Sean laughed. “See, I’m telling you—life is so much easier when you’re attached to nothing!”

Cormac smiled and nodded absently. “I don’t know . . .” He took a sip of his beer. “I have to admit, I’m getting pretty attached to being attached.”

Sean’s smile faded a little. But he clinked Cormac’s beer bottle with his own and said, “Herman, you big sap.”

Several beers later, the subject of Dougie Shaw came up.

“There is nothing you can say that’ll make me believe Dougie Shaw should be allowed to carry a concealed weapon,” said Sean, licking Buffalo-wing sauce off his fingers. “We’re talking about a guy who loved whipping balloons full of ketchup at passing cars.”

“He only did that twice, and nobody got hurt.”

“You’re defending him?
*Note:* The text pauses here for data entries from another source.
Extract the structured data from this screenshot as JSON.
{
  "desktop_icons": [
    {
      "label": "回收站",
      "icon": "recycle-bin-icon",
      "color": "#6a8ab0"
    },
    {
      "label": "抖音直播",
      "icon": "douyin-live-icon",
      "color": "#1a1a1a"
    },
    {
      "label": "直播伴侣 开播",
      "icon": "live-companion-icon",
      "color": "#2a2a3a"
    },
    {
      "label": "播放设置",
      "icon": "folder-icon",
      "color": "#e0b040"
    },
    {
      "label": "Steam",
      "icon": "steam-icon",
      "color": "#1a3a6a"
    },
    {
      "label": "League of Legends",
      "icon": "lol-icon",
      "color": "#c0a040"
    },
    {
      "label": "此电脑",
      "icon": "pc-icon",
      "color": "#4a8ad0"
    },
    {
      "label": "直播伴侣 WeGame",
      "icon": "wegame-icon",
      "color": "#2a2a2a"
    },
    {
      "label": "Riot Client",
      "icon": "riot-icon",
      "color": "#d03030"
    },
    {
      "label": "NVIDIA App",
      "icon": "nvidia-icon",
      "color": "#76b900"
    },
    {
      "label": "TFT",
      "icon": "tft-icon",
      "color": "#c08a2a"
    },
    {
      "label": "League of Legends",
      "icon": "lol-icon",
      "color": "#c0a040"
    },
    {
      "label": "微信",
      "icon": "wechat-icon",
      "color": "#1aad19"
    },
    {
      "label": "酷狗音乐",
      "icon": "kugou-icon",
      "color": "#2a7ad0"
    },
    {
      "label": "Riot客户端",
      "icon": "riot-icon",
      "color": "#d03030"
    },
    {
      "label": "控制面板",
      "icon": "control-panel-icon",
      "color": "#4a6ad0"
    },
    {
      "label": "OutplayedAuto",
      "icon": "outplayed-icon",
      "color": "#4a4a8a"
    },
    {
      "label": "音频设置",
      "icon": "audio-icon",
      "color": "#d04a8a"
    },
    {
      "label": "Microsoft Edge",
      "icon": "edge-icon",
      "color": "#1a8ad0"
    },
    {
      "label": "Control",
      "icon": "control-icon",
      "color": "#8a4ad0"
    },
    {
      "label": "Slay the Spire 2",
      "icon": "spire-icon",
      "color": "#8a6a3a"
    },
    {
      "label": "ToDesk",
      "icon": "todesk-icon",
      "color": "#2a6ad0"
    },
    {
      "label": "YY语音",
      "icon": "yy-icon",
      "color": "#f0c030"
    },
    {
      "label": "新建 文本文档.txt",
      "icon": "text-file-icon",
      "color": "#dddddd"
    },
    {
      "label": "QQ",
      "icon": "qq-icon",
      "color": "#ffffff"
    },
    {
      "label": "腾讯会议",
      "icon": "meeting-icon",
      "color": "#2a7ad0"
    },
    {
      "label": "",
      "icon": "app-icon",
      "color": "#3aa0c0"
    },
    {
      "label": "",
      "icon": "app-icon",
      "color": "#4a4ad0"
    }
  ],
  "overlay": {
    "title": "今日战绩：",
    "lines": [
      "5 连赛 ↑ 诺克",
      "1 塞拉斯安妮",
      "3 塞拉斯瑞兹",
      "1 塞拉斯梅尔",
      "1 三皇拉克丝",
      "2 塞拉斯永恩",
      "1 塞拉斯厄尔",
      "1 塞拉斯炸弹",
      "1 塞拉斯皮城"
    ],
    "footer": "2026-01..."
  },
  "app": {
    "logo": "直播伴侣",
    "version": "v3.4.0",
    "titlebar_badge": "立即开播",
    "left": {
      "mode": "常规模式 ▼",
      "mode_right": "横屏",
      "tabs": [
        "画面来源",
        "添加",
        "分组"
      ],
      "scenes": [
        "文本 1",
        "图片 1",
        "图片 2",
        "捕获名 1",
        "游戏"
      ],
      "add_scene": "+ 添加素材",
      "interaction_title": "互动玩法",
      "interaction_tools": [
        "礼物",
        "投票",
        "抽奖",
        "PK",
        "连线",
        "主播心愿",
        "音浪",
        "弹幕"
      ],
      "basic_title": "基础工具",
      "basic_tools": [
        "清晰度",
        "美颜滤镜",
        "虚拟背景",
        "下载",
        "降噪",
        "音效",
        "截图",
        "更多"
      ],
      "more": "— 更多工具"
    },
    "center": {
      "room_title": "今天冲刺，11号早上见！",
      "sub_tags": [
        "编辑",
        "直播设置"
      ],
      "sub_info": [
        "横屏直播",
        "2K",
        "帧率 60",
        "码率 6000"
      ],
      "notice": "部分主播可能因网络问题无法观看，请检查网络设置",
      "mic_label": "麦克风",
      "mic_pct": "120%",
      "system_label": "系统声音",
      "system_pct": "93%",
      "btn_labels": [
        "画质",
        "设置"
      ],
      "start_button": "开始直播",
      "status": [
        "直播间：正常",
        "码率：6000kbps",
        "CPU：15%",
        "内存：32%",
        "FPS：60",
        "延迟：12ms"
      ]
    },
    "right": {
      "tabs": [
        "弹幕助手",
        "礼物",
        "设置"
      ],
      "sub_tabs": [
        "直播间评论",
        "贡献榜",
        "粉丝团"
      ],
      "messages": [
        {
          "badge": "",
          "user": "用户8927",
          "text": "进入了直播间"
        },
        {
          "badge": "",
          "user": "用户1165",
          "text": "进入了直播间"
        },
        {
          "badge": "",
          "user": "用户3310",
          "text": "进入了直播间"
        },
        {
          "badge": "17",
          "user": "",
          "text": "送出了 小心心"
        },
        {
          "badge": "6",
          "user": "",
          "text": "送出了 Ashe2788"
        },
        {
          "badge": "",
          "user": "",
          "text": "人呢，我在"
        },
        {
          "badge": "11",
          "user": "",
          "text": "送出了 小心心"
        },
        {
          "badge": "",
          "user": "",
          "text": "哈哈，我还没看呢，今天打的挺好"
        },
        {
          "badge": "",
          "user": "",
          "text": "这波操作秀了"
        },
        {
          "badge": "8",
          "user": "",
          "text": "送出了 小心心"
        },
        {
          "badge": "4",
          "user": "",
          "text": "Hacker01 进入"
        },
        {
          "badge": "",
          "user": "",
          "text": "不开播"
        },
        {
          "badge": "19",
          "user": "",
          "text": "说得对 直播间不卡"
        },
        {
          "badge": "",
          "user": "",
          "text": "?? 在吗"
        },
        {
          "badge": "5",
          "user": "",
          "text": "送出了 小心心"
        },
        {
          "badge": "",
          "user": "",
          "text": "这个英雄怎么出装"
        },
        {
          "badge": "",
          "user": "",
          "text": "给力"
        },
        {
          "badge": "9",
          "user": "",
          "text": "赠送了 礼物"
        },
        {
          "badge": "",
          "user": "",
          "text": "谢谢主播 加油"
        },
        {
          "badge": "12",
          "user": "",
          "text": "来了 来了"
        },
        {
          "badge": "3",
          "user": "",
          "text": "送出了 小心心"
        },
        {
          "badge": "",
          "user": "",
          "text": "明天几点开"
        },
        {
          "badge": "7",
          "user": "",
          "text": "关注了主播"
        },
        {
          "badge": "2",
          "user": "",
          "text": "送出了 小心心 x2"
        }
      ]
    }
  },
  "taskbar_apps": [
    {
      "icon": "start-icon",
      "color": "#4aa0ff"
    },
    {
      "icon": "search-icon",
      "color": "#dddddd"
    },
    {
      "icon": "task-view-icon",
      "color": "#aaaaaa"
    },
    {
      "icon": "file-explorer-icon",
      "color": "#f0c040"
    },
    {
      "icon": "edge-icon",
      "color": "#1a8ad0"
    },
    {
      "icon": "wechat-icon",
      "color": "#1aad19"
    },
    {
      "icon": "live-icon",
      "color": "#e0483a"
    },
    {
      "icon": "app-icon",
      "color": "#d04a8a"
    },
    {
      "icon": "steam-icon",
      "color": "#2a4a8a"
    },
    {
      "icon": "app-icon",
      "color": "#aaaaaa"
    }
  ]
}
The guy was insane. How about when he went to the homecoming game in his mother’s wedding gown and asked Ricky Cavicchio to marry him at halftime?”

Cormac burst out laughing. “Jesus! Remember that? He looked pretty good in that dress, too—fit him perfectly!”

“Mrs. Shaw was no ballerina, if I recall. And Cavicchio went so mental it took the whole offensive line to keep him from beating the crap out of Dougie right there on the field. What was the point of that, anyway?”

“Come on, you remember,” said Cormac. “Cavicchio had been calling him a faggot and slamming him into lockers since junior high. It was the perfect revenge—the guy was so rattled afterward he threw a bunch of interceptions and lost the game.”

Sean laughed. “Okay, so Dougie deserves a medal—not a police cruiser.”

The subject of unusual childhood behavior eventually turned to Kevin. “I’m a little worried about him,” said Sean. “He doesn’t seem to have any friends. And he’s so quiet. You can barely get the kid to talk under klieg lights.”

“He used to come into the Confectionary every once in a while with your aunt,” Cormac said, dipping the last celery stick in blue cheese sauce. “But I haven’t seen either of them in a while. Bring him around sometime. Get him a piece of pie.”

“Pie,” Sean smirked. “That’s your solution to everything.”

“Solved every problem I ever had. Hunger, employment . . .” He raised his eyebrows. “Female companionship.”

“Pie slut.”

“Fruit, sugar, and a nice flaky crust.” Cormac raised his beer. “Makes the world a sweeter place, my friend.”